As of yet, there have been no studies published in which vitamin D supplements have been given directly to patients with COVID-19, though such experiments are beginning. In France a clinical study is underway “that will test the effects of a large single vitamin D-dose, administered early in infection, compared to a standard dose, on the mortality of older vitamin D-deficient COVID-19 infected adults.

Cytokine Storm

Those following the medical information on this new virus will have by now heard the term “cytokine storm”.

When our immune system responds to an attack, the body produces cytokines, molecules released to fight off the invasive bacteria or virus. Normally, the body only produces enough cytokines to do the job, and then ceases production once the infectious agents have been defeated.
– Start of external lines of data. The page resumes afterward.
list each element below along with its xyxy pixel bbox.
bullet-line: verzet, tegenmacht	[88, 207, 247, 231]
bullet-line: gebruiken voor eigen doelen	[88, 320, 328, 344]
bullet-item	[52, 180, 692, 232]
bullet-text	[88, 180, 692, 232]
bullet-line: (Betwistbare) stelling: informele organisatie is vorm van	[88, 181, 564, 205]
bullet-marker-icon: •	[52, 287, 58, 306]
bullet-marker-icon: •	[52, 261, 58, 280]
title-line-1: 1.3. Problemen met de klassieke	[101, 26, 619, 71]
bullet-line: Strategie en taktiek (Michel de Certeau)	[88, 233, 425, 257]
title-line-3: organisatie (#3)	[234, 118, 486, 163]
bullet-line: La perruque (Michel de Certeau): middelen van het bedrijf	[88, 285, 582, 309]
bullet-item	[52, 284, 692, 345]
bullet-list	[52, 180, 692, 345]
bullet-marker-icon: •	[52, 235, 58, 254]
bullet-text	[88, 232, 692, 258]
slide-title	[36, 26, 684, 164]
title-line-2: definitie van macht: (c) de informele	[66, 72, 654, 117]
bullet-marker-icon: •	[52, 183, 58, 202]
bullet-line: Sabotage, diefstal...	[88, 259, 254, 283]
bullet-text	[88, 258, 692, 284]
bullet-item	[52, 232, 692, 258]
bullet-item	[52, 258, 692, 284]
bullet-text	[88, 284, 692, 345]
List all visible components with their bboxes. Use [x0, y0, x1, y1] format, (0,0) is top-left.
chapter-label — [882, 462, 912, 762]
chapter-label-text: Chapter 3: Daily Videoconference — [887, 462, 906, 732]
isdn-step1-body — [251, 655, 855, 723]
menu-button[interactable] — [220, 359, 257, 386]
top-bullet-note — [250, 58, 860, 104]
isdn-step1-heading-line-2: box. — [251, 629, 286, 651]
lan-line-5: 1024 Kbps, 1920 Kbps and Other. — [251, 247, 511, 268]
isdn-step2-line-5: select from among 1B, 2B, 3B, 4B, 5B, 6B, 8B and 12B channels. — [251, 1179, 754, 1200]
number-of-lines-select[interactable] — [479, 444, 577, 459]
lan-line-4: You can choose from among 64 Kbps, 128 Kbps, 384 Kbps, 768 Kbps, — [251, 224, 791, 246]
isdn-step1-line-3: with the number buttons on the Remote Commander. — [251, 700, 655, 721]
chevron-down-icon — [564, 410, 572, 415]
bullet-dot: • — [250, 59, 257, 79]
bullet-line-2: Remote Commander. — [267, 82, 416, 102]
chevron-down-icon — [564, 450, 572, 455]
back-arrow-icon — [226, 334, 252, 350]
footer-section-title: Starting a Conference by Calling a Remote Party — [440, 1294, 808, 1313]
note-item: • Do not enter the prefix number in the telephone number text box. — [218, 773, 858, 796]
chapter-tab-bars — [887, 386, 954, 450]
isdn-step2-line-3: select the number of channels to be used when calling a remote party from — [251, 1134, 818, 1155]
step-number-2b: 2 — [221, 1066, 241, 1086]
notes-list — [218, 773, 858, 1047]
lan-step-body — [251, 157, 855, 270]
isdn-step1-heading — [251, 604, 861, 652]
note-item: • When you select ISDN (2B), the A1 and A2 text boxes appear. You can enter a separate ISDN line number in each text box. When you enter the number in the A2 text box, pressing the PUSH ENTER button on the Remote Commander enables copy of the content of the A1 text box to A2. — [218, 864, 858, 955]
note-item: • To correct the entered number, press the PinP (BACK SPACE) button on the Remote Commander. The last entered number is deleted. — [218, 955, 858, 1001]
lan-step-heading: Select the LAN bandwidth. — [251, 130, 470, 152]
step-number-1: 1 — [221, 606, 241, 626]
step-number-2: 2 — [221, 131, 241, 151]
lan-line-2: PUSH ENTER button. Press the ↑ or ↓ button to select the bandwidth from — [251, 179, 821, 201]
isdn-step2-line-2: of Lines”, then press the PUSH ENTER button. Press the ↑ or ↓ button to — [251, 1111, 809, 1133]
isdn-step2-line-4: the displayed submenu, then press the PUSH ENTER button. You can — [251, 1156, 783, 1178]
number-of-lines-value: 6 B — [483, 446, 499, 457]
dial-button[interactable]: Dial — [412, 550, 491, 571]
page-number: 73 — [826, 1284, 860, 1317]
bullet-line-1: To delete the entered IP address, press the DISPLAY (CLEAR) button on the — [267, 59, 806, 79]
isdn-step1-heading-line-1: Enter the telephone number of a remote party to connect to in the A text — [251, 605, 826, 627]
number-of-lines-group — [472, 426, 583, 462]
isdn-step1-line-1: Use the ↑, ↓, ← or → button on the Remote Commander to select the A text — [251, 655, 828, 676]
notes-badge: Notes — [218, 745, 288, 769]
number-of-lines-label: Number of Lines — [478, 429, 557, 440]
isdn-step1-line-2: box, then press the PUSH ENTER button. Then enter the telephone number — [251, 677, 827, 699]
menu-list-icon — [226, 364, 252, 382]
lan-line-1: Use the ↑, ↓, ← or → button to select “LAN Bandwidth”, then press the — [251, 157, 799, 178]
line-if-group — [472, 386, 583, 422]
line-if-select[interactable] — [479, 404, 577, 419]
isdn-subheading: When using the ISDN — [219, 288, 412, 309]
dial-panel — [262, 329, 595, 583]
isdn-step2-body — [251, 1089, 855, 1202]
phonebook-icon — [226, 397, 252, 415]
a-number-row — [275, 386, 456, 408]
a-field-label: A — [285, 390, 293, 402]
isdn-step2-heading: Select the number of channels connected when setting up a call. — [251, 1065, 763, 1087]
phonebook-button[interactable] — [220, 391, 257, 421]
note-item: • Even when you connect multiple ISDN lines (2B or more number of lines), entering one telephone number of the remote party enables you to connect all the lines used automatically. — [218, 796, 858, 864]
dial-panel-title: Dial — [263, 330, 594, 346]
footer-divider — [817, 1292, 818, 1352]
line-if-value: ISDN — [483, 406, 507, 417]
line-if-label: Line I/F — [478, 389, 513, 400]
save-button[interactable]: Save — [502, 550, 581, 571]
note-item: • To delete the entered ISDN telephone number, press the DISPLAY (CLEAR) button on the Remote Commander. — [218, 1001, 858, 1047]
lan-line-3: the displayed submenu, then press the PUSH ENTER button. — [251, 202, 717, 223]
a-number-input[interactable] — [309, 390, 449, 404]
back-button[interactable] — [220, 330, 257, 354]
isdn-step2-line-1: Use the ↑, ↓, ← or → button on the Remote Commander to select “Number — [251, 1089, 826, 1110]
However, sometimes the immune system continues to release these molecules, which can ultimately attack the organs they were intended to protect. This occurrence is known as a “cytokine storm”, and seems to be a dangerous aspect of the coronavirus.

Certainly the cytokine storm was identified long before the coronavirus brought it to the fore, in fact, “there are some scientists who believe cytokine storms may explain why otherwise healthy young people died from the Spanish flu in 1918 ”. (Source)

To the point: a group of researchers “conducted a statistical analysis of data from hospitals and clinics across China, France, Germany, Italy, Iran, South Korea, Spain, Switzerland, the United Kingdom, and the United States”. As discussed above, and so no surprise here, “the researchers noted that patients from countries with high COVID-19 mortality rates, such as Italy, Spain and the UK, had lower levels of vitamin D compared to patients in countries that were not as severely affected”.

But, the angle this team took was to examine the correlation between vitamin D levels and cytokine storm, the title of their research paper being: “The Possible Role of Vitamin D in Suppressing Cytokine Storm and Associated Mortality in COVID-19 Patients.

The research paper’s first author, Ali Daneshkhah, a postdoctoral research associate, stated,

Cytokine storm can severely damage lungs and lead to acute respiratory distress syndrome and death in patients. This is what seems to kill a majority of COVID-19 patients, not the destruction of the lungs by the virus itself. It is the complications from the misdirected fire from the immune system”.

Vadim Backman, who led the research, believes that, aside from enhancing our innate immune systems, vitamin D also prevents our immune systems from becoming dangerously overactive, resulting in a cytokine storm.

With regards to having healthy levels of vitamin D in our bodies, Backman had this to say: “Our analysis shows that it might be as high as cutting the mortality rate in half. It will not prevent a patient from contracting the virus, but it may reduce complications and prevent death in those who are infected.” (Study)


So, as with all forms of the flu, we can expect a decline in cases as the summer approaches, especially if people can get outdoors, and tan properly (50% body exposure, for at least 20-30 minutes, without bathing during the day), or if they supplement with vitamin D. And, of course, as the sun wanes, and we move into fall and winter, influenza rates will rise again. Therefore, it is critical that we keep our vitamin D at optimal levels to aid in our protection from any, and all, flu strains.